A sa décharge, l'ancien syndic de Marly n'aura pas bénéficié d'une position très médiatisée comme directeur de l'Aménagement, de l'environnement et des constructions. Bien sûr, le ministre a quelques réalisations à son actif comme l'achèvement de l'A1, la construction d'une nouvelle usine d'incinération ou encore la mise en place d'un nouveau plan directeur. Mais la route de contournement de Bulle (H189) avec ses quelque 200 millions de francs de crédit – acceptée massivement en votation populaire – est certainement sa plus belle victoire. Malgré tout, plusieurs tergiversations et un manque de transparence ont provoqué plusieurs tensions avec les communes concernées.

Mais c'est bien le rocambolesque dossier du pont de la Poya qui assombrit le bilan de Claude Lässer aux Travaux publics. Selon un calendrier établi en 1999, l'ouvrage qui surplombe la Sarine pour désengorger le centre historique de la capitale aurait dû être terminé en 1997. Aujourd'hui, les Services des ponts et chaussées avancent l'horizon 2014… même s'il faut reconnaître que pour une part ces retards sont également imputables aux nouvelles normes imposées par l'Office fédéral des routes suite aux accidents des tunnels du Mont-Blanc et du Gothard.

Une éminence grise du Parti socialiste et fin observateur de la vie politique fribourgeoise n'est d'ailleurs pas tendre avec le Marlinois. «Avec Claude Lässer aux Travaux publics, on a le sentiment que l'administration était en roue libre, indique-t-il. Ce sont les techniciens de ses services qui menaient la barque. Et, plus grave encore, le magistrat n'a pas su mettre un terme à des rivalités internes entre plusieurs fortes personnalités. Le radical a non seulement montré qu'il ne dirigeait rien, mais aussi qu'il était incapable de produire un projet fort et personnel. S'il faut reconnaître que pas mal de dossiers ont été menés à leur terme, presque aucune réalisation ne peut aujourd'hui être estampillée du pur label Lässer.»

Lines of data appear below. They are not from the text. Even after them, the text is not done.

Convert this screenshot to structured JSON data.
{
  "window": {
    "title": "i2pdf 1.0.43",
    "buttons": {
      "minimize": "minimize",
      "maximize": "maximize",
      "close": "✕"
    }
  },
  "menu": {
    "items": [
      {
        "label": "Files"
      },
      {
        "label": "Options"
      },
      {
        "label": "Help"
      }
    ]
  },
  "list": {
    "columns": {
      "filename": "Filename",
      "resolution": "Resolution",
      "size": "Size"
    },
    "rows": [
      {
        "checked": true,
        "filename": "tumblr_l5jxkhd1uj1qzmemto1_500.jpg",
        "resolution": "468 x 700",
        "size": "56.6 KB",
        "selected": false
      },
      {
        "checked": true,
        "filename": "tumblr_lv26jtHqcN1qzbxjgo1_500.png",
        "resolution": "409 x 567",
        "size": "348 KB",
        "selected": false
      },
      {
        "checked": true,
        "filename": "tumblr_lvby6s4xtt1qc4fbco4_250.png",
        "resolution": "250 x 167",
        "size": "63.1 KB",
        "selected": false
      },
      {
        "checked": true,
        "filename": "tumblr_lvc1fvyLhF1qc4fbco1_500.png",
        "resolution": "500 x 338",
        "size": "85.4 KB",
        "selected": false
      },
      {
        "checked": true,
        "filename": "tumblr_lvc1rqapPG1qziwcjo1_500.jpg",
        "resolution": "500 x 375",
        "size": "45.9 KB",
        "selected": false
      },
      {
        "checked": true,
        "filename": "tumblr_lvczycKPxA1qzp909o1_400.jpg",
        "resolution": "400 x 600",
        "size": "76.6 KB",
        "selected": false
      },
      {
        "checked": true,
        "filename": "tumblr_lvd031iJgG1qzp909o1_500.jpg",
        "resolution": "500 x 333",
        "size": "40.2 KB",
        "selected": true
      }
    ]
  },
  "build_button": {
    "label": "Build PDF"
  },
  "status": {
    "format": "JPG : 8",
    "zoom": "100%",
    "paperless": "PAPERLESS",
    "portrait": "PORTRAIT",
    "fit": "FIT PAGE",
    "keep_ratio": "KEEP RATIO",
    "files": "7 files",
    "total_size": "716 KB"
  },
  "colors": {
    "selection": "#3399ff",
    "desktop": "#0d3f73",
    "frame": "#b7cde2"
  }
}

Et c'est ainsi quelques craintes qui mûrissent dans l'esprit de notre interlocuteur. Bien sûr, Claude Lässer devrait être plus à l'aise avec des dossiers financiers et économiques qu'il maîtrise davantage. Et la politique qu'il va mener ne devrait pas fondamentalement s'écarter de celle de son prédécesseur. On savait d'ailleurs le radical et le démocrate-chrétien très proches sur la marche à suivre pour assainir les finances cantonales. Mais le rayonnement de Claude Lässer pourrait être tout autre que celui d'Urs Schwaller, construit avec patience mais aussi habileté. «J'ai tout de même la crainte que Claude Lässer ne puisse pas se départir de son rôle de gestionnaire, avertit le militant socialiste. Pour le bien du canton et pour les échéances cruciales à venir, le ministre des Finances doit également jouer un rôle politique central.»

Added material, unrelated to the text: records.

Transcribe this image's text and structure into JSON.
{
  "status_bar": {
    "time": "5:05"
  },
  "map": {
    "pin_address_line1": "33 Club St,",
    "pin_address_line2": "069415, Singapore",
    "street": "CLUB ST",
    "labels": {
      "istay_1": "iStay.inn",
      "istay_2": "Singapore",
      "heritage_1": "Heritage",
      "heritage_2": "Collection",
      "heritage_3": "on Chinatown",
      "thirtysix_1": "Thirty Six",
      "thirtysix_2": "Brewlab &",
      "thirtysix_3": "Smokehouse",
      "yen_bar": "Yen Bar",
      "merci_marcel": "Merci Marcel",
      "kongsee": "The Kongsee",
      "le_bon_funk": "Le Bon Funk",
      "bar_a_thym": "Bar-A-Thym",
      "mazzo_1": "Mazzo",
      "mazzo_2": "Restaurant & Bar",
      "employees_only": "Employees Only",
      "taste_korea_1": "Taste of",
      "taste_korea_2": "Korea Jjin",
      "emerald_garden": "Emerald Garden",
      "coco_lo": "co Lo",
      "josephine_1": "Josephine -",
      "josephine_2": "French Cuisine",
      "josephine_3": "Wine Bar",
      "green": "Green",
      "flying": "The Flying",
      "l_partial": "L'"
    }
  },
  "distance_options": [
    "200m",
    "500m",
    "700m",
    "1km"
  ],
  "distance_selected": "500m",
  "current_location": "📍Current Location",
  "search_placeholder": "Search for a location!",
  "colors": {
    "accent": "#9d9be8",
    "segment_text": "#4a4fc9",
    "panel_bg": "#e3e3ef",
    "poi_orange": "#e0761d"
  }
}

Parmi les adversaires passés du Marlinois, Gérard Bourgarel, le combatif secrétaire de Pro Fribourg, est plus nuancé: «Dans sa gestion, Claude Lässer est une personne relativement détachée des contingences. Malgré nos désaccords, notamment à propos de l'H189 (ndlr: Pro Fribourg a fait aboutir le référendum), nous avons toujours eu de bons contacts.» Gérard Bourgarel dit ne pas craindre l'arrivée de son ancien adversaire aux finances. «Au gouvernement, de par sa formation et ses activités passées, n'est-il pas le plus apte à assumer cette charge? Il fera un bon gestionnaire. Et c'est avant tout ce qu'on lui demande», conclut le militant. Quant à l'impact sur la défense des intérêts fribourgeois à l'extérieur du canton, Georges Bourgarel relativise l'importance d'un seul homme: «Fribourg a besoin d'une coalition œuvrant pour un avenir meilleur. Une individualité ne compte qu'accessoirement.»

Reste que dans un contexte crucial pour le canton de Fribourg, les premiers pas de Claude Lässer aux finances seront déterminants. Car Fribourg face aux défis à venir a aujourd'hui davantage besoin de faiseurs d'avenir et d'hommes d'Etat que de simples gestionnaires.